When Muslims also invite non-Muslims to criticize unjust practices happening under the banner of Islam, rather than playing victim to post-9/11 prejudice – claiming that non-Muslims have “no business” messing in “our business” – we demonstrate that our faith is, in fact, one capable of reconciling faith with human rights and religion with reason. Unless we live this ideal ourselves, we have no right to utter the phrase “Islam means peace”.

Aqsa Parvez paid the ultimate price for bravely exercising her God-given right to be true to herself, even in the face of terror.  May Aqsa rest in peace, and may we, the Muslim faithful, finally recognize that it is we who hold the power to end the kind of fear in which she lived daily. No culture, no society, and no religion should be exempt from examination, and Islam and Muslims are no exception. Until every Muslim takes ownership for the ills that plague our faith, Aqsa’s death is just as much on our hands is it is on her father’s. 

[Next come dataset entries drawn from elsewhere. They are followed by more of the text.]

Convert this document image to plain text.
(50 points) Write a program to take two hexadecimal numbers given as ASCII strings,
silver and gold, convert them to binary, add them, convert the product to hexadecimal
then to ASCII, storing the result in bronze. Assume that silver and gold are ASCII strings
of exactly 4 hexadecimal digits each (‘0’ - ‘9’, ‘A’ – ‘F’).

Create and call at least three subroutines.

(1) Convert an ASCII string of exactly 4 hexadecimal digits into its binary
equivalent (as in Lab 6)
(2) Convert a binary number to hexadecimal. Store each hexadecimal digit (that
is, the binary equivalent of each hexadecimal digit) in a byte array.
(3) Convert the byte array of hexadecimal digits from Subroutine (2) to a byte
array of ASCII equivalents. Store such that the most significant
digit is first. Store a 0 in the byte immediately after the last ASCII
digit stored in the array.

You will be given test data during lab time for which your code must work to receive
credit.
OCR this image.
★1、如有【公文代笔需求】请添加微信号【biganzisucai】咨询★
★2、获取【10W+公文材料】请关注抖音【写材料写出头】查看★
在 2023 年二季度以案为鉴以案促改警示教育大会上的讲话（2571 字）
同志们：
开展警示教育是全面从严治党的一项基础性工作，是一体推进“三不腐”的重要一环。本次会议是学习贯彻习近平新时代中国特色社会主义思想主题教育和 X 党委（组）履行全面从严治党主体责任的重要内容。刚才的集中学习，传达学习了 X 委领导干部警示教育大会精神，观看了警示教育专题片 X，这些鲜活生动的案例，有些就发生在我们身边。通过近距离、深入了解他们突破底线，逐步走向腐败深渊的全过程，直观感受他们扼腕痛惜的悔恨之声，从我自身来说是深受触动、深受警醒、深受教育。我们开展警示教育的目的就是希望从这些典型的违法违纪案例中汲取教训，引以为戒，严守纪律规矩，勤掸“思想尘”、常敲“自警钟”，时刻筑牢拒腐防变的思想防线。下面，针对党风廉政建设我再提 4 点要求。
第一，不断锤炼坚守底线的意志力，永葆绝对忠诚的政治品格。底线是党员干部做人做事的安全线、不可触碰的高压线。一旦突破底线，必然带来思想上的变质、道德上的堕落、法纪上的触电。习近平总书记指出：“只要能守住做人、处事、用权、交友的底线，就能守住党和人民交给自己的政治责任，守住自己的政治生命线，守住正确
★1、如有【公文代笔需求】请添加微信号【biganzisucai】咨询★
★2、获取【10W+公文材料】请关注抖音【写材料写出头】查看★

Reform-minded Muslims recognize our responsibility to act. To that end, we have started Project Ijtihad, an initiative to create the world’s largest network of reform-minded, human-rights focused Muslims and non-Muslim allies. Our lives are dedicated to making sure that one day, young women like Aqsa no longer fear for their safety or their lives. We call on all Muslims to live up to Qur’an 13:11 – “God does not change the condition of a people until they change what is in themselves”.

 God bless you, dear Aqsa. May we not permit your passing to be in vain.